“I should like to give you something to scream for!” cried the maid, suiting a significant gesture to her words with the open palm of her hand, as she turned away into the house again. Elsli snatched up the child hastily, and tried to quiet him.
“Mamma, do tell that big cry-baby to stand on his own legs. He’ll kill Elsli at this rate; he is far too much for her to lift.” Fred spoke in great excitement.
This made the child cry louder than ever, and he clung to his slender sister with such increased force, that she staggered a little and seemed about to fall.
“You really ought to put him down, my child,” said the mother; “he would soon get used to it. Come here!” and she tried to take the child from Elsli’s arms. It was harder than she expected; for the little fellow clung tight with arms and legs, and kicked with his feet and pounded with his fists, and when at last Mrs. Stein succeeded in detaching him and placing him on the ground, he flung himself upon his sister’s skirts, and screamed so lustily that she took him up again, saying resignedly:—
“It’s of no use; he’s a very naughty little boy; and begins to call to me to carry him as soon as I get home from school.”
“Such a big boy as Hans ought to be able to go alone by this time, and then there is the baby besides; how do you manage to do it all, Elsli?”
“Oh, Hans is in a dreadful way if I take the baby; he screams and kicks as hard as he can, and then his mother hears him, and she comes running in, and says that she can’t have such a noise, and I mustn’t let the children scream so. So I have to put the baby into the cradle to quiet Hans, and then I rock the cradle with my foot to quiet the baby.”

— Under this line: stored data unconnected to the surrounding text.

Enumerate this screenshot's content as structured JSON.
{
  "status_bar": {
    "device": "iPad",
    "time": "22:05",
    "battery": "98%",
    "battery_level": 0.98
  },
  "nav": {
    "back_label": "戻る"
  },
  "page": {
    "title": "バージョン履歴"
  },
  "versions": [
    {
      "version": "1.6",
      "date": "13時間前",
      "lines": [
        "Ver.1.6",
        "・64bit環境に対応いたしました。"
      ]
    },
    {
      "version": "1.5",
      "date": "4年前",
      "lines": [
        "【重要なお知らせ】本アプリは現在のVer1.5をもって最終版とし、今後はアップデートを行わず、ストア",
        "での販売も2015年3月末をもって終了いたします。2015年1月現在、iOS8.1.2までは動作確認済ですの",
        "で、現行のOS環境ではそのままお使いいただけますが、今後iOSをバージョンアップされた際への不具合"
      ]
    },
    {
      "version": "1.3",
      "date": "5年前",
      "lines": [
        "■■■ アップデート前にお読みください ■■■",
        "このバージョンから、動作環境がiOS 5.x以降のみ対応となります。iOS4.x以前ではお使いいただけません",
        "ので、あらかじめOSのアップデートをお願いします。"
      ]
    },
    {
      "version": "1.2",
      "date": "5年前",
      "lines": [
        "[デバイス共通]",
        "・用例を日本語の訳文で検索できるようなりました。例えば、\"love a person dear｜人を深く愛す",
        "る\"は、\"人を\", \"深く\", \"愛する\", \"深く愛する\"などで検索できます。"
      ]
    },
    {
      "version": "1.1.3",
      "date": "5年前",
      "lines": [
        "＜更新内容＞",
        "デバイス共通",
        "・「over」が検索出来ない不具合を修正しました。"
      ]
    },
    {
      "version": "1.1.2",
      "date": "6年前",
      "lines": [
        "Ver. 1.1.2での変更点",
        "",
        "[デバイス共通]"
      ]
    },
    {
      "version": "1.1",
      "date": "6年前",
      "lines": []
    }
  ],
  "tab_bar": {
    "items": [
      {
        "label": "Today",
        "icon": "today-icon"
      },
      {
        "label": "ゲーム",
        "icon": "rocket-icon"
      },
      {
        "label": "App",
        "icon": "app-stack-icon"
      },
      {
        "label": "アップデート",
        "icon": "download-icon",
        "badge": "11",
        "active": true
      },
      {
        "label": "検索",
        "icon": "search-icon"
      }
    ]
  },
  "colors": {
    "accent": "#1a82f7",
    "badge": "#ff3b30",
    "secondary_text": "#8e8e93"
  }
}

“Come into the house, Elsli,” said the doctor’s wife; “you look very tired. Hans, if you will get down and come into the house yourself, you shall have a piece of bread and an apple. Come.”
“If you won’t come,” said her sister, “you can stay here, while Rudi and Heili come with me and get bread and apples. They can walk, without hanging on to Elsli’s skirts and tearing her to pieces. Come, boys!”
The two boys did not need urging, but followed their kind friend into the house. And even obstinate little Hans understood what bread and apple meant; when his sister put him down on his feet, he made no resistance, but, taking her hand, stumped along into the house without a word. Fred followed them, switching a willow wand, as if to suggest the most efficient method of teaching Hans to walk by himself. When they reached the dining-room, the boys opened their eyes wide to see the big loaf from which Mrs. Stein cut each a slice, and they were not slow in setting their teeth into the rosy apples, of which each had one for his own. Elsli too had an apple and a slice of bread.
Elsli explained that she had come to get the clothes which Mrs. Stein had told her father to send for.